Upon request on 03/08/22 and 03/09/22, the CAH failed to provide evidence the medical staff recommended and the governing body approved telemedicine appointment/reappointment and privileges for Physicians #1 and #2.

During interview on 03/08/22 at 9:10 a.m., an administrative radiology staff member (#4) confirmed Hospital #1 provided electrocardiogram and after-hours radiological interpretation telemedicine services for the CAH.

During interview on 03/09/22 at 10:25 a.m., a staff member (#5) responsible for credentialing confirmed the CAH did not have evidence the medical staff had recommended and the governing body approved the telemedicine appointment/reappointment and granting of privileges for Physicians #1 and #2.

PATIENT CARE POLICIES

Tag No.: C1006

Based on observation, policy and procedure review, professional reference review, and staff interview, the Critical Access Hospital (CAH) failed to perform surgical procedures in a safe manner for 1 of 1 surgical unit by not following their malignant hyperthermia policy.
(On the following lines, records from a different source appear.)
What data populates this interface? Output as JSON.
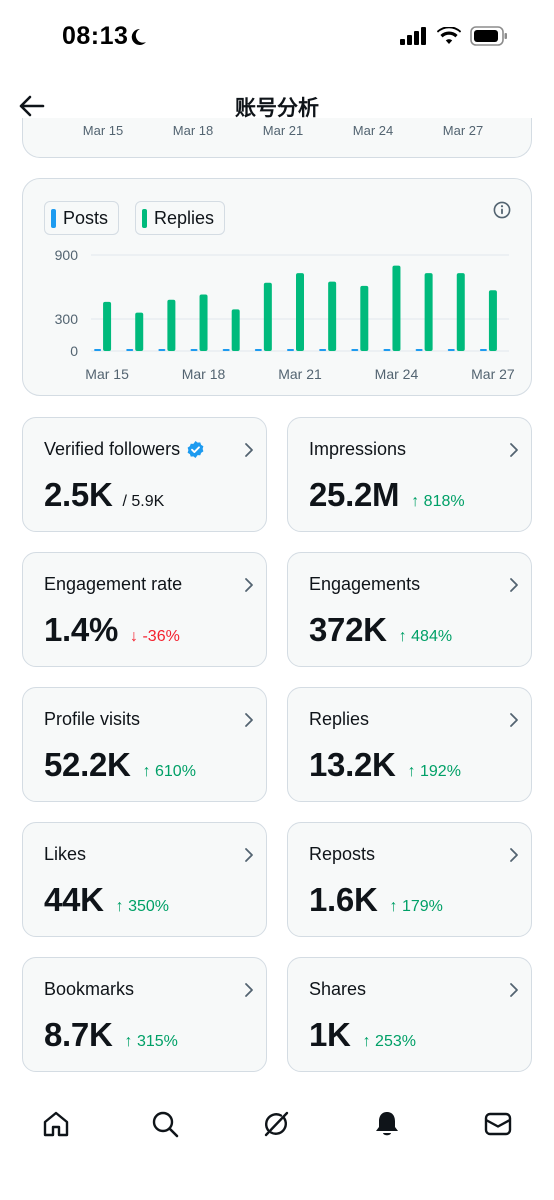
{
  "status_bar": {
    "time": "08:13"
  },
  "header": {
    "title": "账号分析"
  },
  "partial_chart": {
    "ticks": [
      "Mar 15",
      "Mar 18",
      "Mar 21",
      "Mar 24",
      "Mar 27"
    ]
  },
  "chart_data": {
    "type": "bar",
    "categories": [
      "Mar 15",
      "Mar 16",
      "Mar 17",
      "Mar 18",
      "Mar 19",
      "Mar 20",
      "Mar 21",
      "Mar 22",
      "Mar 23",
      "Mar 24",
      "Mar 25",
      "Mar 26",
      "Mar 27"
    ],
    "x_tick_labels": [
      "Mar 15",
      "Mar 18",
      "Mar 21",
      "Mar 24",
      "Mar 27"
    ],
    "y_tick_labels": [
      "900",
      "300",
      "0"
    ],
    "ylim": [
      0,
      1050
    ],
    "grid": true,
    "legend_position": "top-left",
    "series": [
      {
        "name": "Posts",
        "color": "#1d9bf0",
        "values": [
          8,
          8,
          8,
          8,
          8,
          8,
          8,
          8,
          8,
          8,
          8,
          8,
          8
        ]
      },
      {
        "name": "Replies",
        "color": "#00ba7c",
        "values": [
          460,
          360,
          480,
          530,
          390,
          640,
          730,
          650,
          610,
          800,
          730,
          730,
          570
        ]
      }
    ]
  },
  "stats": [
    {
      "label": "Verified followers",
      "value": "2.5K",
      "sub": "/ 5.9K",
      "verified": true
    },
    {
      "label": "Impressions",
      "value": "25.2M",
      "delta": "↑ 818%",
      "direction": "up"
    },
    {
      "label": "Engagement rate",
      "value": "1.4%",
      "delta": "↓ -36%",
      "direction": "down"
    },
    {
      "label": "Engagements",
      "value": "372K",
      "delta": "↑ 484%",
      "direction": "up"
    },
    {
      "label": "Profile visits",
      "value": "52.2K",
      "delta": "↑ 610%",
      "direction": "up"
    },
    {
      "label": "Replies",
      "value": "13.2K",
      "delta": "↑ 192%",
      "direction": "up"
    },
    {
      "label": "Likes",
      "value": "44K",
      "delta": "↑ 350%",
      "direction": "up"
    },
    {
      "label": "Reposts",
      "value": "1.6K",
      "delta": "↑ 179%",
      "direction": "up"
    },
    {
      "label": "Bookmarks",
      "value": "8.7K",
      "delta": "↑ 315%",
      "direction": "up"
    },
    {
      "label": "Shares",
      "value": "1K",
      "delta": "↑ 253%",
      "direction": "up"
    }
  ],
  "bottom_nav": [
    "home-icon",
    "search-icon",
    "grok-icon",
    "notifications-icon",
    "messages-icon"
  ]
}
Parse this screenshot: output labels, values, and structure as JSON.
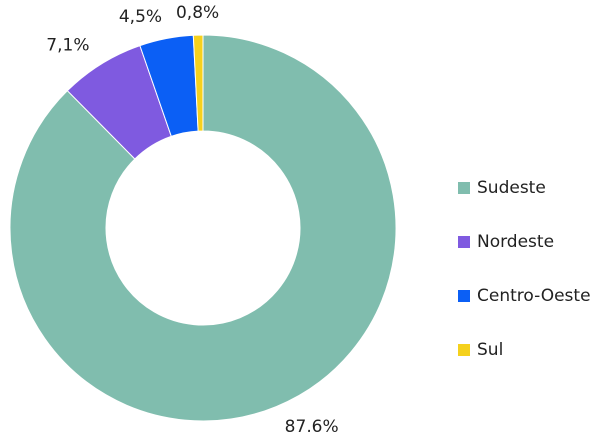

Failure to maintain a complete supply of Dantrolene and sterile water for possible malignant hyperthermia as per facility policy, limited the facility's ability to treat surgical patients in the event of a malignant hyperthermia crisis.

Findings include:

Review of the policy, "Malignant Hyperthermia" occurred on 03/08/22. This policy, revised 03/18/16, stated, ". . . Because malignant hyperthermia is a rare condition which must be treated quickly, guidelines are necessary to treat patients appropriately and rapidly when the crisis occurs. Equipment/Supplies Needed: Dantrolene - 36 vials. Sterile water for injection - 154 vials of 20 cc. . . ."

An undated article from the Malignant Hyperthermia Association, found at mhaus.org, stated, ". . .The following anesthetic agents are known triggers of MH [Malignant Hyperthermia]: Inhaled General Anesthetics . . . Succinylcholine (warning) [skeletal muscle relaxant]. A second article posted 2018, page 26, stated, "Most MH cases are triggered by the administration of a volatile anesthetic agent with or without succinylcholine, but in a small percentage of cases MH appears to be triggered by succinylcholine alone in the absence of a volatile agent. Events reported to the North American Malignant Hyperthermia Registry (NAMHR) were triggered by succinylcholine alone . . . . Dantrolene [muscle relaxant] must be available for all anesthetizing locations where MH trigger agents are used. Furthermore, MHAUS [Malignant Hyperthermia Association of the United States] recommends that centers stock a minimum of 36 20-mg vials of Dantrium [Dantrolene] or Revonto (total dose 720-mg), or three 250-mg vials of Ryanodex (total dose 750-mg). These amounts of dantrolene were originally determined by the analysis of MH event data showing that some cases of acute MH required up to or more than 10-mg/kg body weight, and therefore, these total dose amounts would suffice for the majority of average-sized patients that develop MH. . . ."

Observation of the surgical unit on 03/08/22 at 7:20 a.m., with a surgical nurse (#2), identified a vial of succinylcholine in the medication fridge and 18 vials of Dantrolene with 50 vials of sterile water for the facility Malignant Hyperthermia kit in a locked cupboard.

During interview on 03/08/22 at 8:00 a.m., a surgical nurse (#2) confirmed the 18 vials of Dantrolene and 50 vials of sterile water completed the facility's current Malignant Hyperthermia kit.